Sumber: P. Vanhuysse, M. Medgyesi, dan R. I. Gal
Namun, dalam praktiknya, that is how the welfare state works. Hal ini dapat dilihat dari satu studi yang berupaya untuk menganalisis insidensi pajak (taxes), manfaat (benefits) dan manfaat bersih (net benefits) dari negara-negara welfare state di Eropa berdasarkan status sosio-ekonomi (SES) dan usia. Sebagaimana dapat dilihat pada bagan di atas, studi tersebut menemukan bahwa:
“Welfare state berperan sebagai sarana di mana penduduk usia kerja dengan status [sosio-ekonomi] tinggi menunjang penduduk usia tidak aktif lintas kelompok SES. Hanya lengan perpajakan dari welfare state, bukan lengan manfaatnya, yang secara khusus progresif (meredistribusi dari SES tinggi ke rendah). Bahkan di sini, redistribusi lintas kelompok usia lebih penting. Namun dalam hal manfaat dan, akibatnya, juga dalam hal manfaat bersih secara keseluruhan, redistribusi di antara kelompok usia menjadi lebih penting dibandingkan di antara kelompok status sosio-ekonomi.”
Penutup
Dalam tulisan ini, welfare state digambarkan sebagai institusi sosial yang spesifik, dengan fungsi spesifik dan demi mengatasi persoalan yang spesifik pula. Persoalan yang berupaya diatasi oleh welfare state adalah “life-cycle consumption financing problem”—yakni bagaimana memenuhi penghidupan atau konsumsi individu di saat mereka tidak bisa bekerja karena mengalami siklus hidup tertentu—dan “cost of social reproduction financing”—yakni bagaimana menanggung ongkos reproduksi sosial individu karena perbedaan risiko sosial dan komposisi rumah tangga.
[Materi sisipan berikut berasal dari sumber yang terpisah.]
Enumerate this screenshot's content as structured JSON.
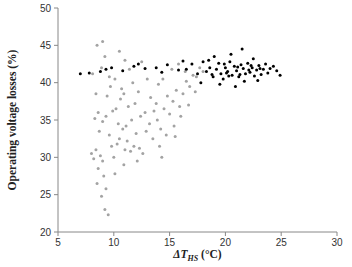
{
  "chart_data": {
    "type": "scatter",
    "x_label": "ΔTHS (°C)",
    "y_label": "Operating voltage losses (%)",
    "xlim": [
      5,
      30
    ],
    "xticks": [
      5,
      10,
      15,
      20,
      25,
      30
    ],
    "ylim": [
      20,
      50
    ],
    "yticks": [
      20,
      25,
      30,
      35,
      40,
      45,
      50
    ],
    "grid": false,
    "marker": "circle",
    "series": [
      {
        "color": "#a3a3a3",
        "x": [
          8.0,
          8.2,
          8.4,
          8.6,
          8.8,
          9.0,
          8.5,
          8.9,
          9.2,
          9.5,
          9.1,
          8.7,
          8.3,
          8.6,
          9.0,
          9.3,
          9.6,
          9.8,
          10.0,
          10.3,
          10.5,
          10.8,
          11.0,
          11.2,
          11.5,
          11.8,
          12.0,
          12.3,
          12.6,
          12.9,
          10.2,
          10.6,
          10.9,
          11.3,
          11.6,
          11.9,
          12.2,
          10.4,
          9.4,
          9.7,
          10.1,
          8.9,
          9.2,
          8.5,
          9.0,
          10.5,
          11.0,
          11.4,
          12.5,
          13.0,
          13.3,
          13.6,
          13.9,
          14.2,
          14.5,
          14.8,
          15.0,
          15.3,
          15.6,
          15.9,
          16.2,
          16.5,
          16.8,
          17.1,
          17.4,
          17.7,
          18.0,
          14.0,
          14.4,
          15.2,
          15.8,
          16.4,
          13.5,
          14.1,
          14.7,
          15.4,
          16.0,
          12.8,
          13.2,
          8.1,
          9.6,
          10.7,
          11.7,
          12.4,
          13.8,
          15.5,
          16.7,
          17.3,
          9.3,
          10.1,
          10.9,
          12.1,
          14.3,
          8.4,
          9.9,
          11.1
        ],
        "values": [
          30.5,
          29.8,
          31.0,
          28.5,
          30.2,
          29.5,
          26.5,
          24.8,
          23.0,
          22.3,
          27.5,
          33.5,
          35.2,
          36.0,
          34.8,
          35.5,
          33.0,
          31.5,
          30.0,
          31.8,
          32.5,
          33.8,
          31.0,
          32.2,
          30.8,
          31.5,
          33.2,
          31.2,
          30.5,
          33.5,
          36.5,
          37.8,
          38.5,
          36.8,
          35.0,
          37.2,
          38.8,
          34.5,
          38.2,
          39.5,
          40.5,
          42.0,
          43.5,
          45.0,
          45.5,
          44.2,
          43.0,
          41.8,
          42.8,
          40.5,
          38.0,
          36.2,
          35.0,
          33.8,
          36.5,
          38.2,
          35.8,
          37.5,
          39.0,
          36.8,
          38.5,
          40.2,
          39.5,
          41.0,
          40.8,
          42.0,
          41.5,
          39.8,
          40.5,
          41.8,
          42.5,
          41.5,
          32.5,
          31.5,
          33.0,
          34.2,
          35.5,
          36.0,
          34.5,
          41.2,
          40.8,
          39.2,
          40.0,
          35.5,
          37.2,
          32.8,
          37.0,
          38.8,
          25.8,
          27.8,
          29.0,
          29.5,
          30.0,
          38.5,
          36.2,
          34.2
        ]
      },
      {
        "color": "#000000",
        "x": [
          16.5,
          17.0,
          17.5,
          18.0,
          18.3,
          18.6,
          18.9,
          19.2,
          19.4,
          19.6,
          19.8,
          20.0,
          20.2,
          20.4,
          20.6,
          20.8,
          21.0,
          21.2,
          21.4,
          21.6,
          21.8,
          22.0,
          22.2,
          22.4,
          22.6,
          22.8,
          23.0,
          23.2,
          23.4,
          23.6,
          23.8,
          24.0,
          24.3,
          24.6,
          24.9,
          19.0,
          20.5,
          21.5,
          22.5,
          19.5,
          20.9,
          21.7,
          22.9,
          18.5,
          17.8,
          20.1,
          21.1,
          22.1,
          23.1,
          20.3,
          21.3,
          22.3,
          19.9,
          18.8,
          7.0,
          7.8,
          8.8,
          9.8,
          10.8,
          11.8,
          12.8,
          13.8,
          14.8,
          15.8,
          16.2,
          12.2,
          14.3,
          9.3
        ],
        "values": [
          41.8,
          42.5,
          41.2,
          42.8,
          41.5,
          42.0,
          40.8,
          41.8,
          42.6,
          41.2,
          40.5,
          42.0,
          41.5,
          42.8,
          41.0,
          42.2,
          41.6,
          40.8,
          42.4,
          41.9,
          41.2,
          42.6,
          41.4,
          42.0,
          40.9,
          41.7,
          42.3,
          41.1,
          41.8,
          42.5,
          41.3,
          41.9,
          42.2,
          41.6,
          41.0,
          43.5,
          43.8,
          44.5,
          43.2,
          39.8,
          39.5,
          40.2,
          40.3,
          43.0,
          40.0,
          41.3,
          42.1,
          41.7,
          41.9,
          40.9,
          41.1,
          42.3,
          42.5,
          41.1,
          41.2,
          41.3,
          41.5,
          42.0,
          41.6,
          42.2,
          41.9,
          42.0,
          42.4,
          41.7,
          42.9,
          42.5,
          41.4,
          41.8
        ]
      }
    ]
  }
}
Berangkat dari persoalan tersebut, welfare state berfungsi untuk mendistribusikan pendapatan bagi mereka yang tidak bekerja dan menanggung ongkos atas sarana reproduksi sosial yang umumnya dibebankan pada individu. Dengan demikian, ia tidak hanya berupaya untuk mengurangi kerentanan ekonomi yang dialami oleh individu akibat siklus hidup spesifik tetapi juga mengurangi ketimpangan ekonomi antara individu dan rumah tangga akibat perbedaan dalam komposisi keluarga atau anggota rumah tangga.
Konseptualisasi welfare state dalam tulisan ini, bagi saya, memudahkan perdebatan praktis dan politik dalam menilai karakter dari suatu institusi welfare state serta upaya pengembangannya secara lebih lanjut. Apakah ia telah menjalankan fungsi-fungsinya secara memadai? Komponen program apa saja yang perlu diubah atau ditambahkan agar ia mampu menjalankan fungsi-fungsinya dengan memadai? Komponen atau program seperti apa yang ingin diprioritaskan untuk didorong mengingat keterbatasan ekonomi atau politik yang ada? Bagaimana strategi politik atau kebijakan yang tepat untuk mendorong ekspansi welfare state?